I do like your point about "no moving parts" because aside from a fan, the evaporation coils of a traditional HVAC also has no moving parts and is connected to a compressor on the other side
John, what does COP refer to? Not familiar with that acronym and appreciate help with its meaning. Michael, thank you for the elaboration. From a thermo standpoint, I am trying to wrap my head around the concept for this device. I agree that calling it a "heat exchanger" may not be the best analogy because everything I've learned and have dealt with tells me this device would violate thermo laws if it were a heat exchanger and is tripping me up (delta T, cold to hot heat transfer?). Maybe I need to review my refrigeration cycles but I think you are on to it with a more accurate description from a thermodynamic and fluid mechanic standpoint. Thanks for your comment. Air Nozzle People; thank you for posting this video to help me on my way to understanding the working principles.
The "no moving parts" and "no internal power sources" are important to state because it differentiates the vortex tube from chillers and other types of cooler. In a factory setting installing a new chiller unit to provide additional cooling means you need to install something quite bulky and then run electrics to it. This equipment then requires maintenance and you will need to consider things like whether it's in dirty environment or needs to be washed down.
Most factories will have air lines already there so all you need to do is put in a vortex tube and hook it up to an existing air line. Because there are no moving parts there is no additional maintenance burden and because there is no electricity required you don't need to worry about getting power to it where there might be, for example, water sloshing around. Air powered applications are quite inefficient in terms of energy but they have the distinct advantage of not needing to worry about electricity in a wet environment. This is one reason why many factories have air powered systems. The compressor can be located away from any water or grime that might mess it up and then the air is piped to where it is needed. Local water, dust, grease and all the other things that mess up electrically powered systems are not really a worry with air powered systems. So the inherent inefficiency of air is overcome by the fact that its just a far more usable power source in many practical situation.
All this makes vortex tubes really easy to install in retrofit situations. That's why it's important to make this distinction.
Wow, cool explanation. Is it possible to cool 1,5l water with a Vortex tube? Let's say from 40C° to 5C° or 0C° and if, how long would it take?
Water and other liquids don't behave in the same way and so won't separate like this.
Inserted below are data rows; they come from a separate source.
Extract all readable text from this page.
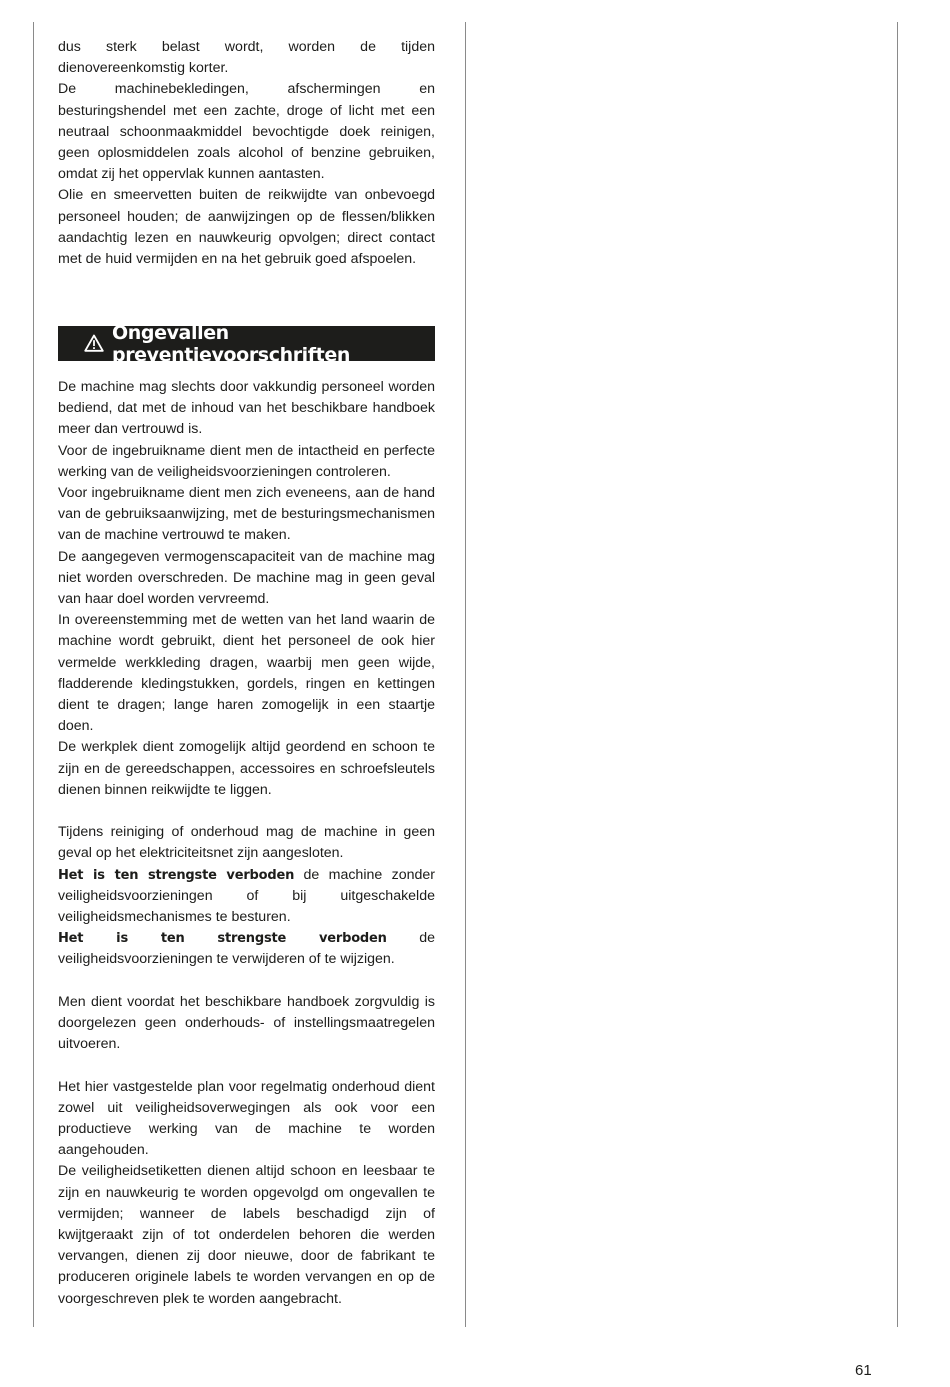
dus sterk belast wordt, worden de tijden dienovereenkomstig korter.

De machinebekledingen, afschermingen en besturingshendel met een zachte, droge of licht met een neutraal schoonmaakmiddel bevochtigde doek reinigen, geen oplosmiddelen zoals alcohol of benzine gebruiken, omdat zij het oppervlak kunnen aantasten.

Olie en smeervetten buiten de reikwijdte van onbevoegd personeel houden; de aanwijzingen op de flessen/blikken aandachtig lezen en nauwkeurig opvolgen; direct contact met de huid vermijden en na het gebruik goed afspoelen.

Ongevallen preventievoorschriften

De machine mag slechts door vakkundig personeel worden bediend, dat met de inhoud van het beschikbare handboek meer dan vertrouwd is.

Voor de ingebruikname dient men de intactheid en perfecte werking van de veiligheidsvoorzieningen controleren.

Voor ingebruikname dient men zich eveneens, aan de hand van de gebruiksaanwijzing, met de besturingsmechanismen van de machine vertrouwd te maken.

De aangegeven vermogenscapaciteit van de machine mag niet worden overschreden. De machine mag in geen geval van haar doel worden vervreemd.

In overeenstemming met de wetten van het land waarin de machine wordt gebruikt, dient het personeel de ook hier vermelde werkkleding dragen, waarbij men geen wijde, fladderende kledingstukken, gordels, ringen en kettingen dient te dragen; lange haren zomogelijk in een staartje doen.

De werkplek dient zomogelijk altijd geordend en schoon te zijn en de gereedschappen, accessoires en schroefsleutels dienen binnen reikwijdte te liggen.

Tijdens reiniging of onderhoud mag de machine in geen geval op het elektriciteitsnet zijn aangesloten.

Het is ten strengste verboden de machine zonder veiligheidsvoorzieningen of bij uitgeschakelde veiligheidsmechanismes te besturen.

Het is ten strengste verboden de veiligheidsvoorzieningen te verwijderen of te wijzigen.

Men dient voordat het beschikbare handboek zorgvuldig is doorgelezen geen onderhouds- of instellingsmaatregelen uitvoeren.

Het hier vastgestelde plan voor regelmatig onderhoud dient zowel uit veiligheidsoverwegingen als ook voor een productieve werking van de machine te worden aangehouden.

De veiligheidsetiketten dienen altijd schoon en leesbaar te zijn en nauwkeurig te worden opgevolgd om ongevallen te vermijden; wanneer de labels beschadigd zijn of kwijtgeraakt zijn of tot onderdelen behoren die werden vervangen, dienen zij door nieuwe, door de fabrikant te produceren originele labels te worden vervangen en op de voorgeschreven plek te worden aangebracht.

61
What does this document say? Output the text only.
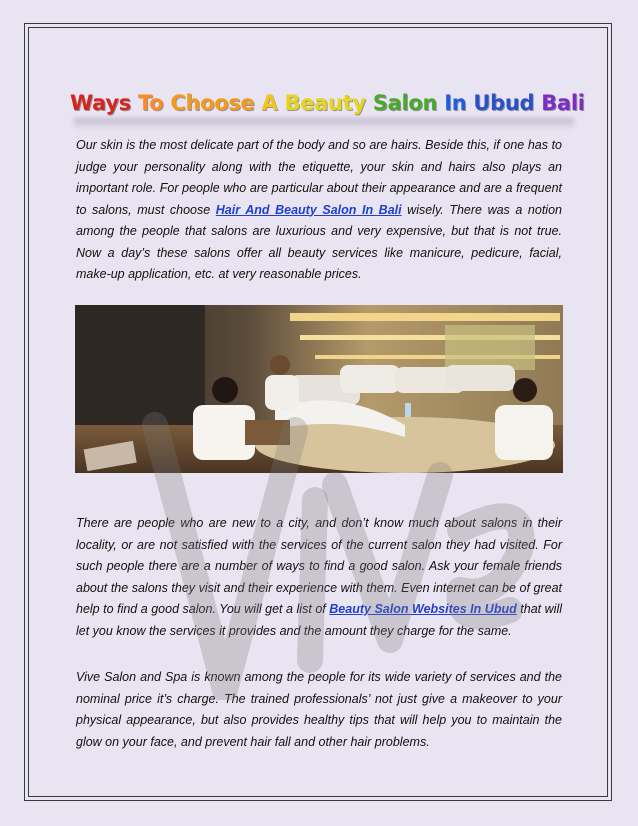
Ways To Choose A Beauty Salon In Ubud Bali
Our skin is the most delicate part of the body and so are hairs. Beside this, if one has to judge your personality along with the etiquette, your skin and hairs also plays an important role. For people who are particular about their appearance and are a frequent to salons, must choose Hair And Beauty Salon In Bali wisely. There was a notion among the people that salons are luxurious and very expensive, but that is not true. Now a day’s these salons offer all beauty services like manicure, pedicure, facial, make-up application, etc. at very reasonable prices.
There are people who are new to a city, and don’t know much about salons in their locality, or are not satisfied with the services of the current salon they had visited. For such people there are a number of ways to find a good salon. Ask your female friends about the salons they visit and their experience with them. Even internet can be of great help to find a good salon. You will get a list of Beauty Salon Websites In Ubud that will let you know the services it provides and the amount they charge for the same.
Vive Salon and Spa is known among the people for its wide variety of services and the nominal price it’s charge. The trained professionals’ not just give a makeover to your physical appearance, but also provides healthy tips that will help you to maintain the glow on your face, and prevent hair fall and other hair problems.
Vive Bali
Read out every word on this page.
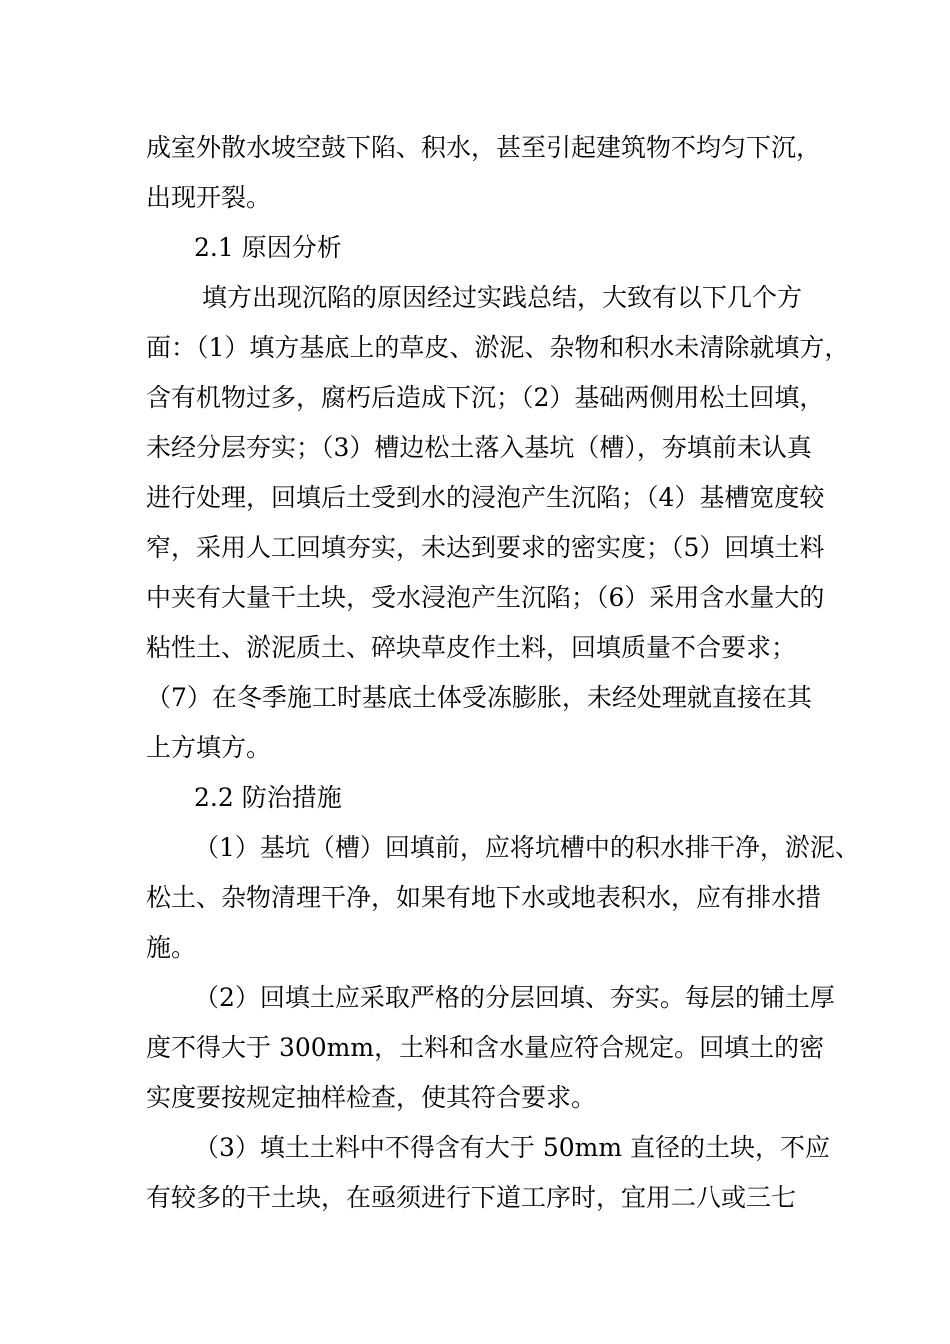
成室外散水坡空鼓下陷、积水，甚至引起建筑物不均匀下沉，
出现开裂。
2.1 原因分析
填方出现沉陷的原因经过实践总结，大致有以下几个方
面：（1）填方基底上的草皮、淤泥、杂物和积水未清除就填方，
含有机物过多，腐朽后造成下沉；（2）基础两侧用松土回填，
未经分层夯实；（3）槽边松土落入基坑（槽），夯填前未认真
进行处理，回填后土受到水的浸泡产生沉陷；（4）基槽宽度较
窄，采用人工回填夯实，未达到要求的密实度；（5）回填土料
中夹有大量干土块，受水浸泡产生沉陷；（6）采用含水量大的
粘性土、淤泥质土、碎块草皮作土料，回填质量不合要求；
（7）在冬季施工时基底土体受冻膨胀，未经处理就直接在其
上方填方。
2.2 防治措施
（1）基坑（槽）回填前，应将坑槽中的积水排干净，淤泥、
松土、杂物清理干净，如果有地下水或地表积水，应有排水措
施。
（2）回填土应采取严格的分层回填、夯实。每层的铺土厚
度不得大于 300mm，土料和含水量应符合规定。回填土的密
实度要按规定抽样检查，使其符合要求。
（3）填土土料中不得含有大于 50mm 直径的土块，不应
有较多的干土块，在亟须进行下道工序时，宜用二八或三七
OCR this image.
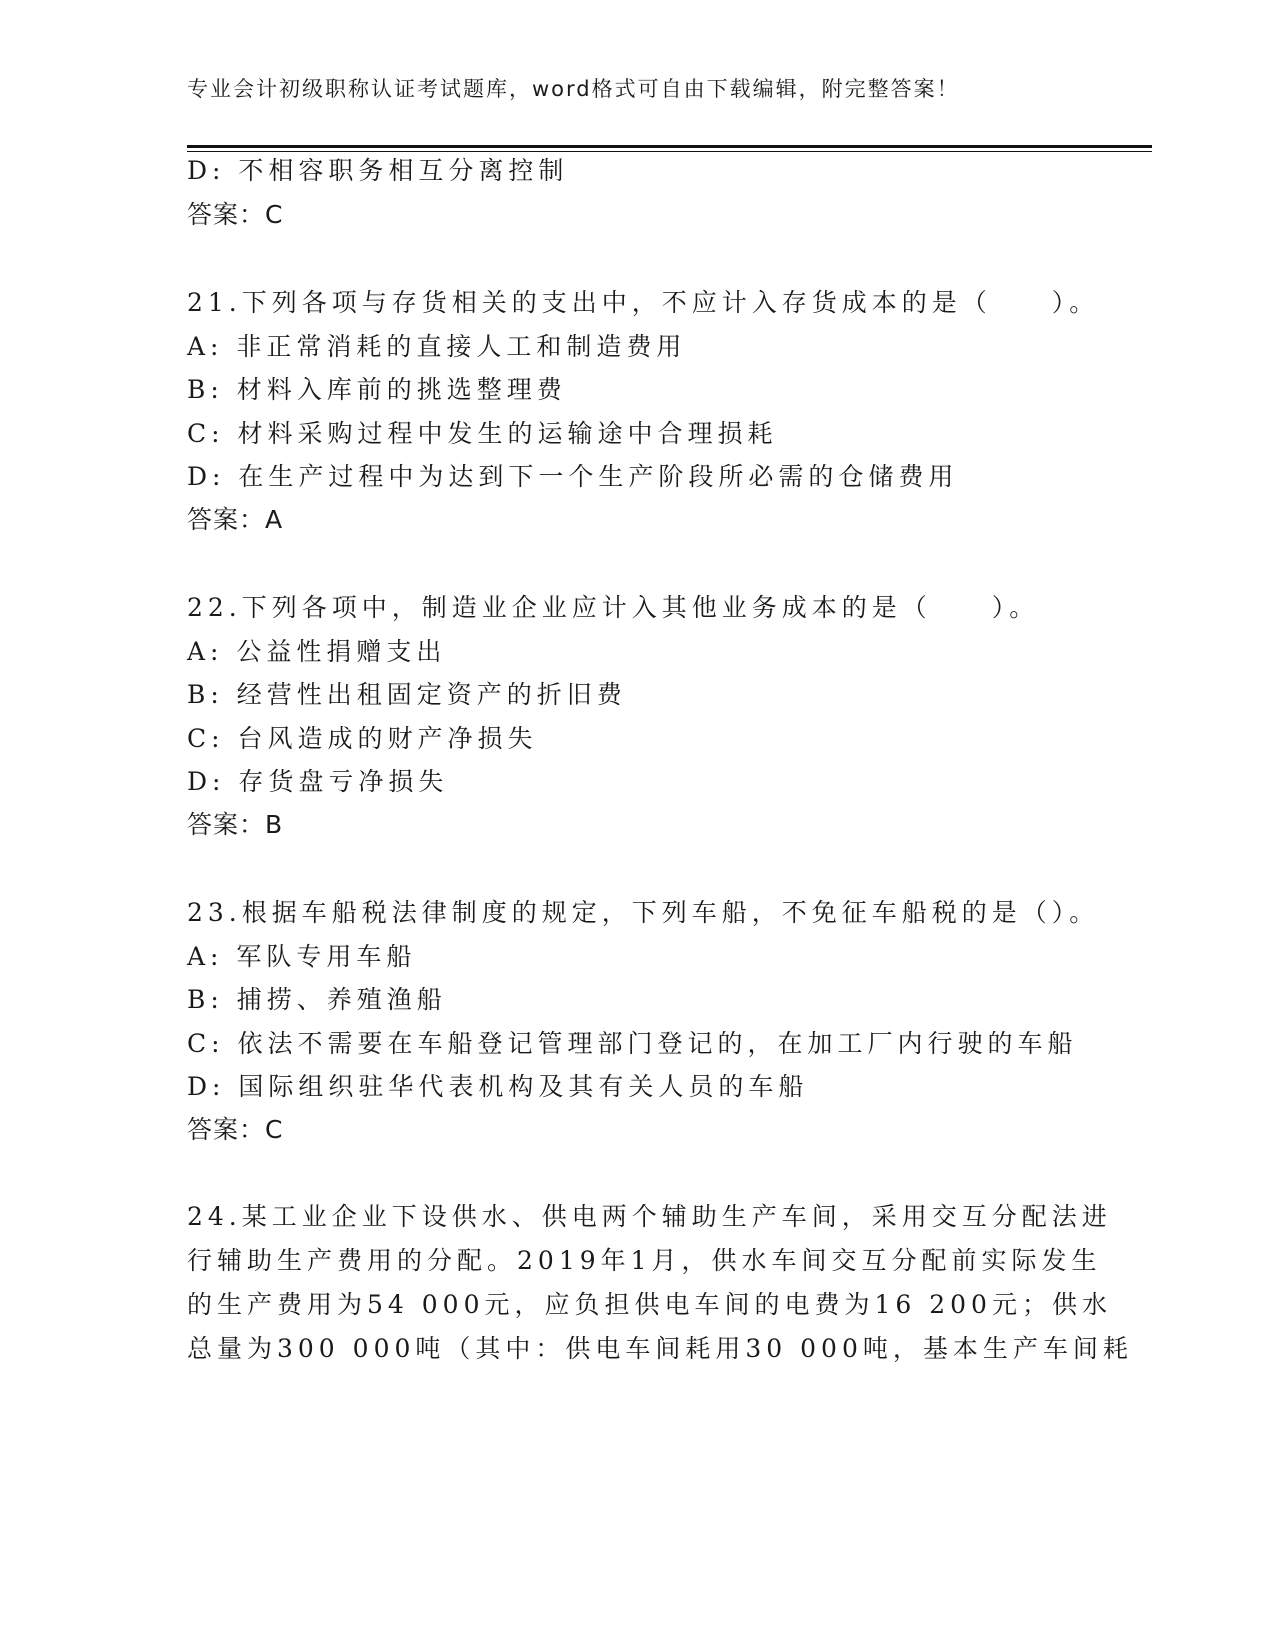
专业会计初级职称认证考试题库，word格式可自由下载编辑，附完整答案！
D: 不相容职务相互分离控制
答案：C
21.下列各项与存货相关的支出中，不应计入存货成本的是（　　）。
A: 非正常消耗的直接人工和制造费用
B: 材料入库前的挑选整理费
C: 材料采购过程中发生的运输途中合理损耗
D: 在生产过程中为达到下一个生产阶段所必需的仓储费用
答案：A
22.下列各项中，制造业企业应计入其他业务成本的是（　　）。
A: 公益性捐赠支出
B: 经营性出租固定资产的折旧费
C: 台风造成的财产净损失
D: 存货盘亏净损失
答案：B
23.根据车船税法律制度的规定，下列车船，不免征车船税的是（）。
A: 军队专用车船
B: 捕捞、养殖渔船
C: 依法不需要在车船登记管理部门登记的，在加工厂内行驶的车船
D: 国际组织驻华代表机构及其有关人员的车船
答案：C
24.某工业企业下设供水、供电两个辅助生产车间，采用交互分配法进
行辅助生产费用的分配。2019年1月，供水车间交互分配前实际发生
的生产费用为54 000元，应负担供电车间的电费为16 200元；供水
总量为300 000吨（其中：供电车间耗用30 000吨，基本生产车间耗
So you can't stick water through a vortex tube.
You could air cool the water by bubbling the cold air through the water or blowing it over the surface. Large vortex tubes can provide about 3kw of cooling. So by blowing air over or through 40 degree water you could get 1.5 litres down by 35 degrees in about 73.5 seconds assuming complete heat exchange. So in reality it would probably take a couple of minutes. A vortex tube of that size uses about 4 Nm3 of air at 7 bar air pressure, so you will need about 8 Nm3 of air to do that. Its not going to be the most energy efficient way to cool water but it could be done.